В Московии существует не только общинная, но и частная собственность, в том числе у крестьян. Там, где государство ослабляет свой пресс ограничений и запретов, тут же появляется и частная собственность, и люди, свободные от прямых отношений с государством, и прочие явления, в которых угадывается Европа.
Даже в странах совсем маленьких не может быть совсем однородного населения, не может быть истории простой и однозначной, движущейся всегда в одном направлении. Тем более в огромной стране с очень различными районами, с многообразными традициями всегда смешиваются разные тенденции. Есть традиция государственной жестокости, но ее уравновешивает христианская гуманистическая традиция. Есть тенденция к усилению государства, но есть и тенденция развития самоуправления. И это не громадная традиция авторитаризма, рядом с которой еле заметна тенденция общинной демократии. В ряде отношений народное представительство в Московии даже прочнее и охватывает больше людей, чем в Британии, так сказать, самой передовой стране XVII столетия.
В Московии с самого начала XVII века, не успела закончиться Смута, происходит очень многое, ошибочно приписанное только Петровской эпохе. Нет спора, главная проблема этой периферийной страны — преодолеть отставание, сделать рывок и догнать передовые страны. Но, во-первых, этот рывок уже делается; по существу, весь трудный XVII век — это и есть рывок, растянутый на жизнь нескольких поколений.
Московиты с их любовью к стабильности, определенности, нелюбовью к движению и к переменам не очень-то любили XVII век и называли его «бунташным», «дурным» веком и другими нелицеприятными именами. На этот век, начавшийся со страшной Смуты, и правда пришлось очень многое: и несколько внешних войн, и несколько казацких мятежей, самым страшным из которых был мятеж Степана Разина, и религиозный раскол, и династическая война, охватившая страну после смерти Федора Алексеевича в 1682 году.

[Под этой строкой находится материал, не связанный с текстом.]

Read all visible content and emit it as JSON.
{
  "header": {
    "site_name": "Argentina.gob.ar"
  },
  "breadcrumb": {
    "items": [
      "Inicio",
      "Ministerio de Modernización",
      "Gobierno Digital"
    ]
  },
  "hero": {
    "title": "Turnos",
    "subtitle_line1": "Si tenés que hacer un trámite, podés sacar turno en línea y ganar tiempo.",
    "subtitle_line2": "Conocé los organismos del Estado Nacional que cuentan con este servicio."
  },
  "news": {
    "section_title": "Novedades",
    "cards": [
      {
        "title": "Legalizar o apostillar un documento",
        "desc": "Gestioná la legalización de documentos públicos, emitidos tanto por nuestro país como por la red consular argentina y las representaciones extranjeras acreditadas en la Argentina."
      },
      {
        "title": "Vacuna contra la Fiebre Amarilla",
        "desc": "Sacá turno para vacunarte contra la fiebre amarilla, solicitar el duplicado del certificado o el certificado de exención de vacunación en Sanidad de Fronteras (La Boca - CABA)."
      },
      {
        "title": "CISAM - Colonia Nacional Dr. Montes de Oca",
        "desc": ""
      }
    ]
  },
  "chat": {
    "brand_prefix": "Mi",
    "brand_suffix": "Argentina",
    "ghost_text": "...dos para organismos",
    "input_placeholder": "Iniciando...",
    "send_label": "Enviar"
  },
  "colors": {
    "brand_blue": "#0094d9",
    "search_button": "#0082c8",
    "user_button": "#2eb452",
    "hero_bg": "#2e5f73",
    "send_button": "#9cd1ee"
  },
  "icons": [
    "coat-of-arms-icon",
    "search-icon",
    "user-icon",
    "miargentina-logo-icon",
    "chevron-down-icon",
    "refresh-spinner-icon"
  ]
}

Историкам часто кажется, что они лучше знают содержание произошедших когда-то событий, завершившихся эпох. Особенно крепка такая уверенность у историков, которые вообразили, что у них в руках — единственно верная идеология, позволяющая непревзойденно легко объяснять, что же именно произошло в далеком прошлом. Так было со Смутным временем. Современники событий и их недавние потомки несколько обалдевали от свалившихся на страну многообразных несчастий и сами не могли сказать ничего определенного об их происхождении. Тут и династия пресеклась, и голод, и восставший из гроба наследник, и куча явных самозванцев, и несколько иностранных нашествий, и восстания, и гражданские войны, и экономическая разруха… все сразу, за какие-то несколько лет. Что это?! Что это за клубок несчастий?! Современники, не пытаясь дать исчерпывающего объяснения, пожимали плечами: Смутное время, что поделаешь!